The louder and more strident voice will still win out.

I’m convinced that metaphorical demons are real. But I don’t know how well an autistic 13-year-old would understand the concept of metaphorical demons, and in any case, that’s not what your ex-wife is telling him.

I am agnostic as to the existence or nature of real, non-metaphorical demons; nothing in my own experience qualifies me to say one way or the other. But I have never, in my considerable time on this earth, encountered any, or seen any reason to worry about them. I’m guessing you haven’t either; would it comfort your son to tell him so?

If you follow Bettelheim’s approach (meant for young children who still believe the world is magical) you tell him how to kill demons.

In that case, with a crucifix or similar, which will also suit your ex-wife.

If you follow Bettelheim’s approach (meant for young children who still believe the world is magical) you tell him how to kill demons.

In that case, with a crucifix or similar, which will also suit your ex-wife.

I think if she believes in demons, she believes in demons. It’s her right to educate your son about her religion…BUT…isn’t there a better way to go about this? If she believes in Jesus, can’t she tell him that Jesus will protect him? Or wait til he’s older to talk about scary stuff?

The fear is irrational. Telling him any bad guy is out there but don’t worry, he won’t get in here won’t work. His fear is that the bad stuff is stronger than they are and will get in.

The next time you do movie night with the kid, do not rent The Exorcist.

Authoritative sources* suggest a cold iron (or was it solid silver ? I forget) firepoker. As a bonus, it also works on non-supernatural threats like muggers or mathematics teachers.

  • Sir T. Pratchett, in Hogfather

Yes, a sharpened crucifix. And then tell him his mommy is a demon and must be stopped.

Wait, what’s this with the sharpened crucifix? My mother told me if I was ever threatened by Dracula to make the sign of the cross with my fingers. It worked. I dreamed terrorists, werewolves, cops, mobsters, the CIA and whatever were coming to get me but I never had a problem with Dracula.

FWIW, I don’t think it was a dick move.

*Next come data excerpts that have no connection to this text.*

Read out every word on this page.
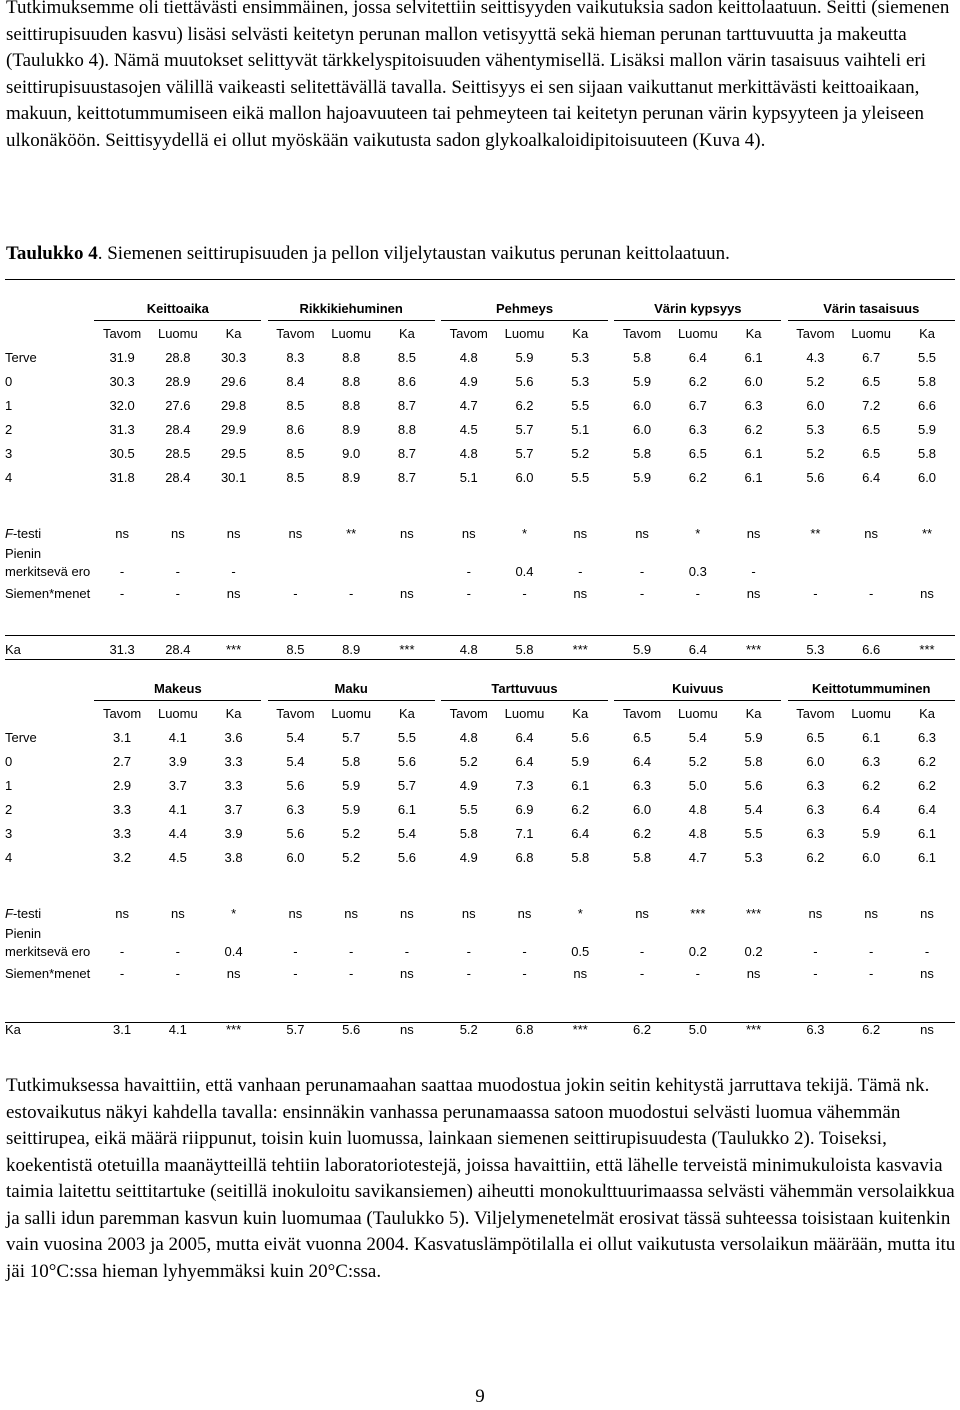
Tutkimuksemme oli tiettävästi ensimmäinen, jossa selvitettiin seittisyyden vaikutuksia sadon keittolaatuun. Seitti (siemenen seittirupisuuden kasvu) lisäsi selvästi keitetyn perunan mallon vetisyyttä sekä hieman perunan tarttuvuutta ja makeutta (Taulukko 4). Nämä muutokset selittyvät tärkkelyspitoisuuden vähentymisellä. Lisäksi mallon värin tasaisuus vaihteli eri seittirupisuustasojen välillä vaikeasti selitettävällä tavalla. Seittisyys ei sen sijaan vaikuttanut merkittävästi keittoaikaan, makuun, keittotummumiseen eikä mallon hajoavuuteen tai pehmeyteen tai keitetyn perunan värin kypsyyteen ja yleiseen ulkonäköön. Seittisyydellä ei ollut myöskään vaikutusta sadon glykoalkaloidipitoisuuteen (Kuva 4).

Taulukko 4. Siemenen seittirupisuuden ja pellon viljelytaustan vaikutus perunan keittolaatuun.

	Keittoaika				Rikkikiehuminen				Pehmeys				Värin kypsyys				Värin tasaisuus		
	Tavom	Luomu	Ka		Tavom	Luomu	Ka		Tavom	Luomu	Ka		Tavom	Luomu	Ka		Tavom	Luomu	Ka
Terve	31.9	28.8	30.3		8.3	8.8	8.5		4.8	5.9	5.3		5.8	6.4	6.1		4.3	6.7	5.5
0	30.3	28.9	29.6		8.4	8.8	8.6		4.9	5.6	5.3		5.9	6.2	6.0		5.2	6.5	5.8
1	32.0	27.6	29.8		8.5	8.8	8.7		4.7	6.2	5.5		6.0	6.7	6.3		6.0	7.2	6.6
2	31.3	28.4	29.9		8.6	8.9	8.8		4.5	5.7	5.1		6.0	6.3	6.2		5.3	6.5	5.9
3	30.5	28.5	29.5		8.5	9.0	8.7		4.8	5.7	5.2		5.8	6.5	6.1		5.2	6.5	5.8
4	31.8	28.4	30.1		8.5	8.9	8.7		5.1	6.0	5.5		5.9	6.2	6.1		5.6	6.4	6.0

F-testi	ns	ns	ns		ns	**	ns		ns	*	ns		ns	*	ns		**	ns	**
Pienin																			
merkitsevä ero	-	-	-						-	0.4	-		-	0.3	-				
Siemen*menet	-	-	ns		-	-	ns		-	-	ns		-	-	ns		-	-	ns

Ka	31.3	28.4	***		8.5	8.9	***		4.8	5.8	***		5.9	6.4	***		5.3	6.6	***

	Makeus				Maku				Tarttuvuus				Kuivuus				Keittotummuminen		
	Tavom	Luomu	Ka		Tavom	Luomu	Ka		Tavom	Luomu	Ka		Tavom	Luomu	Ka		Tavom	Luomu	Ka
Terve	3.1	4.1	3.6		5.4	5.7	5.5		4.8	6.4	5.6		6.5	5.4	5.9		6.5	6.1	6.3
0	2.7	3.9	3.3		5.4	5.8	5.6		5.2	6.4	5.9		6.4	5.2	5.8		6.0	6.3	6.2
1	2.9	3.7	3.3		5.6	5.9	5.7		4.9	7.3	6.1		6.3	5.0	5.6		6.3	6.2	6.2
2	3.3	4.1	3.7		6.3	5.9	6.1		5.5	6.9	6.2		6.0	4.8	5.4		6.3	6.4	6.4
3	3.3	4.4	3.9		5.6	5.2	5.4		5.8	7.1	6.4		6.2	4.8	5.5		6.3	5.9	6.1
4	3.2	4.5	3.8		6.0	5.2	5.6		4.9	6.8	5.8		5.8	4.7	5.3		6.2	6.0	6.1

F-testi	ns	ns	*		ns	ns	ns		ns	ns	*		ns	***	***		ns	ns	ns
Pienin																			
merkitsevä ero	-	-	0.4		-	-	-		-	-	0.5		-	0.2	0.2		-	-	-
Siemen*menet	-	-	ns		-	-	ns		-	-	ns		-	-	ns		-	-	ns

Ka	3.1	4.1	***		5.7	5.6	ns		5.2	6.8	***		6.2	5.0	***		6.3	6.2	ns

Tutkimuksessa havaittiin, että vanhaan perunamaahan saattaa muodostua jokin seitin kehitystä jarruttava tekijä. Tämä nk. estovaikutus näkyi kahdella tavalla: ensinnäkin vanhassa perunamaassa satoon muodostui selvästi luomua vähemmän seittirupea, eikä määrä riippunut, toisin kuin luomussa, lainkaan siemenen seittirupisuudesta (Taulukko 2). Toiseksi, koekentistä otetuilla maanäytteillä tehtiin laboratoriotestejä, joissa havaittiin, että lähelle terveistä minimukuloista kasvavia taimia laitettu seittitartuke (seitillä inokuloitu savikansiemen) aiheutti monokulttuurimaassa selvästi vähemmän versolaikkua ja salli idun paremman kasvun kuin luomumaa (Taulukko 5). Viljelymenetelmät erosivat tässä suhteessa toisistaan kuitenkin vain vuosina 2003 ja 2005, mutta eivät vuonna 2004. Kasvatuslämpötilalla ei ollut vaikutusta versolaikun määrään, mutta itu jäi 10°C:ssa hieman lyhyemmäksi kuin 20°C:ssa.

9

If you’d stayed on the phone there would have been a screaming match and at best your position would not have improved but it could well have it made it worse.

In that short post we just witnessed a reenactment of the birth of most organized religions.:wink:

My sister- a very intelligent (albeit completely acritical) and successful woman- not only believes in demons but thinks they’re responsible for a lot of mental and physical illnesses, drug addiction, Barack Obama (wish I could say I was making that up), etc… She would scoff at the concept of a 9 year old who still believes in Santa Claus or an adult who goes to psychics, she’s scoffed at ads for Ghost Tours in cities like New Orleans and St. Augustine that we’ve been to together (I always enjoy those- have no doubts that any truth in them is wildly distorted but the legends themselves are interested), and polytheism is just plain silly, but demons, of course they’re real! I’ve never understood that sort of dissonance.

Exactly. You may not share a person’s beliefs but you shouldn’t act like their beliefs aren’t sincerely held. If a mother sincerely believes that demons exist, she’s going to feel she needs to protect her children against demons by warning them.

Look at it this way. Suppose you were a devout Christian Scientist and your ex-wife wasn’t. Would you get mad if she warned your child he needed to wash his hands before eating? Or would you tell her not to scare your kid with her made-up talk about these invisible things called “germs” that you know aren’t real?

Put a bible or a crucifix in the kid’s room and tell him that the people who believe in demons also believe that a demon can’t come into any room that has a bible or cross in it. Later on, he may decide on his own that demons don’t exist and bibles and crosses have no special powers. But for now, don’t turn this into a confrontation over religion. Put your son’s well-being above the need to argue beliefs with your ex-wife.